Medyanın ve gazetecilerin görevlerinden biri de çocuk pornosu, insan kaçakçılığı, organ mafyası, çocuk seks işçiliği gibi suçlarla mücadele etmektir.
Korkusuz bir biçimde, bu melanetleri üreten ağların, örgütlerin peşine düşülmelidir.
Cinsel taciz, tecavüz ve istismar hadiselerinde medya çocukların avukatı gibi davranmak, onları korumak zorundadır. Benzer şekilde onların topluma yeniden kazandırılmaları için de çaba harcamalıdır.
Medya, mağdur çocukları ve cinsel istismar vakalarını birkaç günlük bir haber malzemesi olarak görüp sonrasında unutmamalıdır.
Bu çocukların gerekli korumaya ve güvencelere sahip olduğundan emin olmalıdır.
Bu haberler yapılırken çocuklara mutlaka söz hakkı verilmeli, onların kendilerini ifade etmesine imkân sağlanmalıdır. Önemli olan onlardır, onların görüşleri de haberlerde mutlaka yer almalıdır.

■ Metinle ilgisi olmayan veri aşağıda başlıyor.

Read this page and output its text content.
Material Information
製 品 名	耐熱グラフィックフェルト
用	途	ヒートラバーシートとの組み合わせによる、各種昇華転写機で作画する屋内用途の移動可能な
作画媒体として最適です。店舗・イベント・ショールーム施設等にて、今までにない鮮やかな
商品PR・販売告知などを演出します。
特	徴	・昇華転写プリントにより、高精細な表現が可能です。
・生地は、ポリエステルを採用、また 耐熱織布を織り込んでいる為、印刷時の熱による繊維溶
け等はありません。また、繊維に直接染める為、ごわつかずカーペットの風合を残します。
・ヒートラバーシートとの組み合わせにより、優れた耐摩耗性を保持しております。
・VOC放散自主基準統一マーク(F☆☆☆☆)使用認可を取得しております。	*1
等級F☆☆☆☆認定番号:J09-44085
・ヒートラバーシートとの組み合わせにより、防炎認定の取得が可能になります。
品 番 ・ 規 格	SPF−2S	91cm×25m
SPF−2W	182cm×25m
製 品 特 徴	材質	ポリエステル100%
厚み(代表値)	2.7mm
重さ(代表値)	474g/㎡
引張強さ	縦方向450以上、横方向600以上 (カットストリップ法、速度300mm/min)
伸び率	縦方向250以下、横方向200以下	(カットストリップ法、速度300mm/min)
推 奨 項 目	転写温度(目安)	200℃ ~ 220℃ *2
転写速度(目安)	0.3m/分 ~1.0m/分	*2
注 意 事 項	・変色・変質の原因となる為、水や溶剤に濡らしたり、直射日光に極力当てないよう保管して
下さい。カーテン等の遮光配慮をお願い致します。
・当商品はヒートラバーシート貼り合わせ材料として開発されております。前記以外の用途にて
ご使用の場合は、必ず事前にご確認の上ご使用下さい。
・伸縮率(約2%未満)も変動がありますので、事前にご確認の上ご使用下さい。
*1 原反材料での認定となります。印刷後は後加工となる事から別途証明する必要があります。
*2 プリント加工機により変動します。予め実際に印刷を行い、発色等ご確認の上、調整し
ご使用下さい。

Ve nihayet geliyoruz üslup meselesine. Cinsel taciz, tecavüz ve istismar mağduru çocukların haklarını savunmak, onları gündeme getirmek, ne kadar kızmış olursak olalım, bizi üslupsuzluğa, kötü kelimeler kullanmaya, küfür etmeye sevk etmemeli. Bir elimizle verdiğimizi diğer elimizle almayalım.
Terbiye ve üslubumuzla da örnek olalım.